Jones Kevin S, VanDongen Hendrika M A, VanDongen Antonius M J
Department of Pharmacology and Cancer Biology, Duke University Medical Center, Durham, North Carolina 27710, USA.
J Neurosci. 2002 Mar 15;22(6):2044-53. doi: 10.1523/JNEUROSCI.22-06-02044.2002.

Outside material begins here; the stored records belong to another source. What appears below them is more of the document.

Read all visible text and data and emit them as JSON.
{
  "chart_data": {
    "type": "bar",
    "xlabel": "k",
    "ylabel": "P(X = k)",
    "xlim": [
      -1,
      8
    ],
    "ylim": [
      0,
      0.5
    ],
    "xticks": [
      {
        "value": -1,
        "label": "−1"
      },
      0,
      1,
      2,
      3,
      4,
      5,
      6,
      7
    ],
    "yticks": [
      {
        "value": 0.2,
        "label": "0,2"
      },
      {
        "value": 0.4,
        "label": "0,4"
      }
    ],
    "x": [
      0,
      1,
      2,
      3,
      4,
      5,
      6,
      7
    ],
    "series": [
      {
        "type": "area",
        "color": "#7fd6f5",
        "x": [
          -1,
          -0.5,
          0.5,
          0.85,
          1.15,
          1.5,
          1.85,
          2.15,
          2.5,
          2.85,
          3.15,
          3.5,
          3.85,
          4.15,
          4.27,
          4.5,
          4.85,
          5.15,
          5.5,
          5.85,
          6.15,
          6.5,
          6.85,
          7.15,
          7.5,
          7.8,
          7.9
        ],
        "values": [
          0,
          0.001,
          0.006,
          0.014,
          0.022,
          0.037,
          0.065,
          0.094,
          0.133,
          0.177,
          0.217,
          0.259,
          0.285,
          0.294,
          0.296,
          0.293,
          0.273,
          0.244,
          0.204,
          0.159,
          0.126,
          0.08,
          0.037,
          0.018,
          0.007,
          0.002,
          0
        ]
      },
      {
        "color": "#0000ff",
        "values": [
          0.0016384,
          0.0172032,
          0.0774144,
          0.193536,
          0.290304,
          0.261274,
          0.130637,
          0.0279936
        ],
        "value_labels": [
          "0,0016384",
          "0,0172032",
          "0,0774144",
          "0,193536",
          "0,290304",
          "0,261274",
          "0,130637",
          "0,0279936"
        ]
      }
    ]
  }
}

Ion channels alternate stochastically between two functional states, open and closed. This gating behavior is controlled by membrane potential or by the binding of neurotransmitters in voltage- and ligand-gated channels, respectively. Although much progress has been made in defining the structure and function of the ligand-binding cores and the voltage sensors, how these domains couple to channel opening remains poorly understood. Here we show that the M3 transmembrane segments of the NMDA receptor allosterically interact with both the ligand-binding cores and the channel gate. It is proposed that M3 functions as a transduction element whose conformational change couples ligand binding with channel opening. Furthermore, amino acid homology between glutamate receptor M3 segments and the equivalent S6 or TM2 segments in K(+) channels suggests that ion channel activation and gating are both structurally and functionally conserved.
离子通道在开放和关闭这两种功能状态之间随机交替。这种门控行为分别由膜电位或电压门控通道及配体门控通道中神经递质的结合来控制。尽管在确定配体结合核心和电压传感器的结构与功能方面已取得很大进展,但这些结构域如何与通道开放偶联仍知之甚少。在此我们表明,NMDA受体的M3跨膜片段与配体结合核心和通道门控均发生变构相互作用。有人提出,M3作为一个转导元件,其构象变化将配体结合与通道开放偶联起来。此外,谷氨酸受体M3片段与钾通道中相应的S6或TM2片段之间的氨基酸同源性表明,离子通道的激活和门控在结构和功能上都是保守的。